In terms of memory, GTX 2070 will also use GDDR6, as it means the same boards can be the same for the 2070 and 2080. Slightly lower clockspeeds for the RAM are also typical, or perhaps Nvidia will disable one of the memory interfaces (eg, 12GB of GDDR6 with a 192-bit interface). The new parts shouldn't have less memory than the current generation, so either 12GB or 16GB is likely. Expect initial prices to be in the $450-$500 range.
Will there be an RTX 2080 Ti or RTX Titan card?
Almost certainly, though whether it launches sooner or later remains unknown. The Titan V exists, but it's in a different category and lacks the RT cores. Titan V will remain an option for machine learning and artificial intelligence, but a new RTX Titan should eventually displace it with similar performance plus improved ray-tracing performance, and maybe even a lower price.
Nvidia has already discussed the Quadro RTX 6000 and 8000, which use a massive die—it's nearly as large as the GV100. Building an RTX Titan that has similar specs to the Quadro RTX 6000 but without a few of the Quadro features (like professional drivers for CAD/CAM applications) makes sense. Having an RTX Titan with 24GB GDDR6 priced at $1,499 that outperforms the Titan V will make the extreme pricing seem almost justifiable. And with NVLink, SLI support can still happen, something the Titan V lacks.
The Quadro RTX cards aren't slated to begin shipping until Q4 2018, which admittedly is only six weeks away at this point. Keeping a new Titan in the wings for a spring refresh would be in line with Nvidia's past behavior, and there's not much room to go bigger than the 4,608 core Turing design without a shrink to 10nm or even 7nm. The 1080 and 1070 have been around for over two years, and it will probably be more than two years before the 20-series parts get replaced, so Nvidia needs pace its rollout of new hardware.

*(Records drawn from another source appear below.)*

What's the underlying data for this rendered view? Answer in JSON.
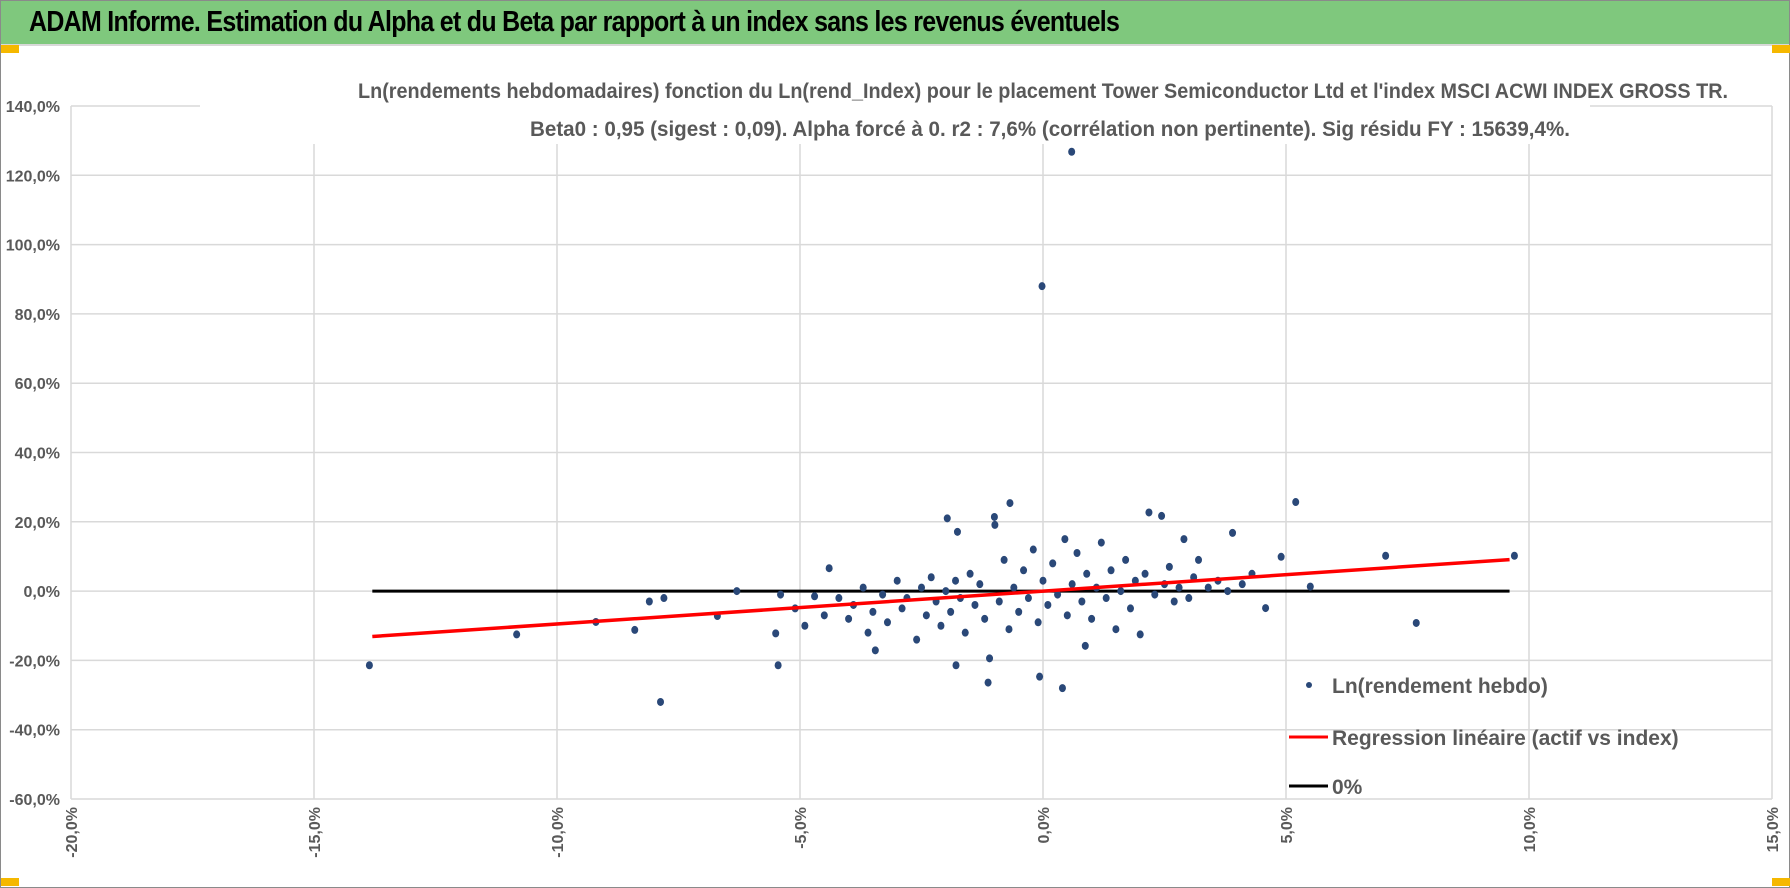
{
  "header": {
    "title": "ADAM Informe. Estimation du Alpha et du Beta par rapport à un index sans les revenus éventuels"
  },
  "colors": {
    "header_bg": "#7fc87d",
    "points": "#2a4878",
    "regression": "#ff0000",
    "zero_line": "#000000",
    "grid": "#d9d9d9"
  },
  "chart_data": {
    "type": "scatter",
    "title": "Ln(rendements hebdomadaires) fonction du Ln(rend_Index) pour le placement Tower Semiconductor Ltd et l'index MSCI ACWI INDEX GROSS TR.",
    "subtitle": "Beta0 : 0,95 (sigest : 0,09).  Alpha forcé à 0. r2 : 7,6% (corrélation non pertinente). Sig résidu FY : 15639,4%.",
    "xlabel": "",
    "ylabel": "",
    "xlim": [
      -20,
      15
    ],
    "ylim": [
      -60,
      140
    ],
    "x_ticks": [
      "-20,0%",
      "-15,0%",
      "-10,0%",
      "-5,0%",
      "0,0%",
      "5,0%",
      "10,0%",
      "15,0%"
    ],
    "y_ticks": [
      "140,0%",
      "120,0%",
      "100,0%",
      "80,0%",
      "60,0%",
      "40,0%",
      "20,0%",
      "0,0%",
      "-20,0%",
      "-40,0%",
      "-60,0%"
    ],
    "grid": true,
    "legend_position": "bottom-right",
    "series": [
      {
        "name": "Ln(rendement hebdo)",
        "kind": "points",
        "points": [
          [
            -13.86,
            -21.4
          ],
          [
            -10.83,
            -12.5
          ],
          [
            -9.2,
            -8.9
          ],
          [
            -8.4,
            -11.2
          ],
          [
            -8.1,
            -3
          ],
          [
            -7.87,
            -32
          ],
          [
            -7.8,
            -2
          ],
          [
            -6.7,
            -7.2
          ],
          [
            -6.3,
            0
          ],
          [
            -5.5,
            -12.2
          ],
          [
            -5.45,
            -21.4
          ],
          [
            -5.4,
            -1
          ],
          [
            -5.1,
            -5
          ],
          [
            -4.9,
            -10
          ],
          [
            -4.7,
            -1.5
          ],
          [
            -4.5,
            -7
          ],
          [
            -4.4,
            6.6
          ],
          [
            -4.2,
            -2
          ],
          [
            -4.0,
            -8
          ],
          [
            -3.9,
            -4
          ],
          [
            -3.7,
            1
          ],
          [
            -3.6,
            -12
          ],
          [
            -3.5,
            -6
          ],
          [
            -3.45,
            -17.1
          ],
          [
            -3.3,
            -1
          ],
          [
            -3.2,
            -9
          ],
          [
            -3.0,
            3
          ],
          [
            -2.9,
            -5
          ],
          [
            -2.8,
            -2
          ],
          [
            -2.6,
            -14
          ],
          [
            -2.5,
            1
          ],
          [
            -2.4,
            -7
          ],
          [
            -2.3,
            4
          ],
          [
            -2.2,
            -3
          ],
          [
            -2.1,
            -10
          ],
          [
            -2.0,
            0
          ],
          [
            -1.97,
            21
          ],
          [
            -1.9,
            -6
          ],
          [
            -1.8,
            3
          ],
          [
            -1.79,
            -21.4
          ],
          [
            -1.76,
            17.1
          ],
          [
            -1.7,
            -2
          ],
          [
            -1.6,
            -12
          ],
          [
            -1.5,
            5
          ],
          [
            -1.4,
            -4
          ],
          [
            -1.3,
            2
          ],
          [
            -1.2,
            -8
          ],
          [
            -1.13,
            -26.4
          ],
          [
            -1.1,
            -19.4
          ],
          [
            -1.0,
            21.4
          ],
          [
            -0.99,
            19.1
          ],
          [
            -0.9,
            -3
          ],
          [
            -0.8,
            9
          ],
          [
            -0.7,
            -11
          ],
          [
            -0.68,
            25.4
          ],
          [
            -0.6,
            1
          ],
          [
            -0.5,
            -6
          ],
          [
            -0.4,
            6
          ],
          [
            -0.3,
            -2
          ],
          [
            -0.2,
            12
          ],
          [
            -0.1,
            -9
          ],
          [
            -0.07,
            -24.7
          ],
          [
            -0.02,
            88
          ],
          [
            0.0,
            3
          ],
          [
            0.1,
            -4
          ],
          [
            0.2,
            8
          ],
          [
            0.3,
            -1
          ],
          [
            0.4,
            -28
          ],
          [
            0.45,
            15
          ],
          [
            0.5,
            -7
          ],
          [
            0.59,
            126.8
          ],
          [
            0.6,
            2
          ],
          [
            0.7,
            11
          ],
          [
            0.8,
            -3
          ],
          [
            0.87,
            -15.8
          ],
          [
            0.9,
            5
          ],
          [
            1.0,
            -8
          ],
          [
            1.1,
            1
          ],
          [
            1.2,
            14
          ],
          [
            1.3,
            -2
          ],
          [
            1.4,
            6
          ],
          [
            1.5,
            -11
          ],
          [
            1.6,
            0
          ],
          [
            1.7,
            9
          ],
          [
            1.8,
            -5
          ],
          [
            1.9,
            3
          ],
          [
            2.0,
            -12.5
          ],
          [
            2.1,
            5
          ],
          [
            2.18,
            22.7
          ],
          [
            2.3,
            -1
          ],
          [
            2.44,
            21.7
          ],
          [
            2.5,
            2
          ],
          [
            2.6,
            7
          ],
          [
            2.7,
            -3
          ],
          [
            2.8,
            1
          ],
          [
            2.9,
            15
          ],
          [
            3.0,
            -2
          ],
          [
            3.1,
            4
          ],
          [
            3.2,
            9
          ],
          [
            3.4,
            1
          ],
          [
            3.6,
            3
          ],
          [
            3.8,
            0
          ],
          [
            3.9,
            16.8
          ],
          [
            4.1,
            2
          ],
          [
            4.3,
            5
          ],
          [
            4.58,
            -4.9
          ],
          [
            4.9,
            9.9
          ],
          [
            5.2,
            25.7
          ],
          [
            5.5,
            1.3
          ],
          [
            7.05,
            10.2
          ],
          [
            7.68,
            -9.2
          ],
          [
            9.7,
            10.2
          ]
        ]
      },
      {
        "name": "Regression linéaire (actif vs index)",
        "kind": "line",
        "points": [
          [
            -13.8,
            -13.1
          ],
          [
            9.6,
            9.1
          ]
        ]
      },
      {
        "name": "0%",
        "kind": "line",
        "points": [
          [
            -13.8,
            0
          ],
          [
            9.6,
            0
          ]
        ]
      }
    ]
  }
}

Could an RTX 2080 Ti or RTX Titan launch in 2018? Yes. And the naming, RT cores, and other surprise elements of the upcoming 20-series parts prove that Nvidia is willing to diverge from past behavior. If and when the new extreme performance RTX 2080 Ti and Titan cards become available, I expect them to cost quite a bit more than the existing GTX 1080 Ti and Titan Xp.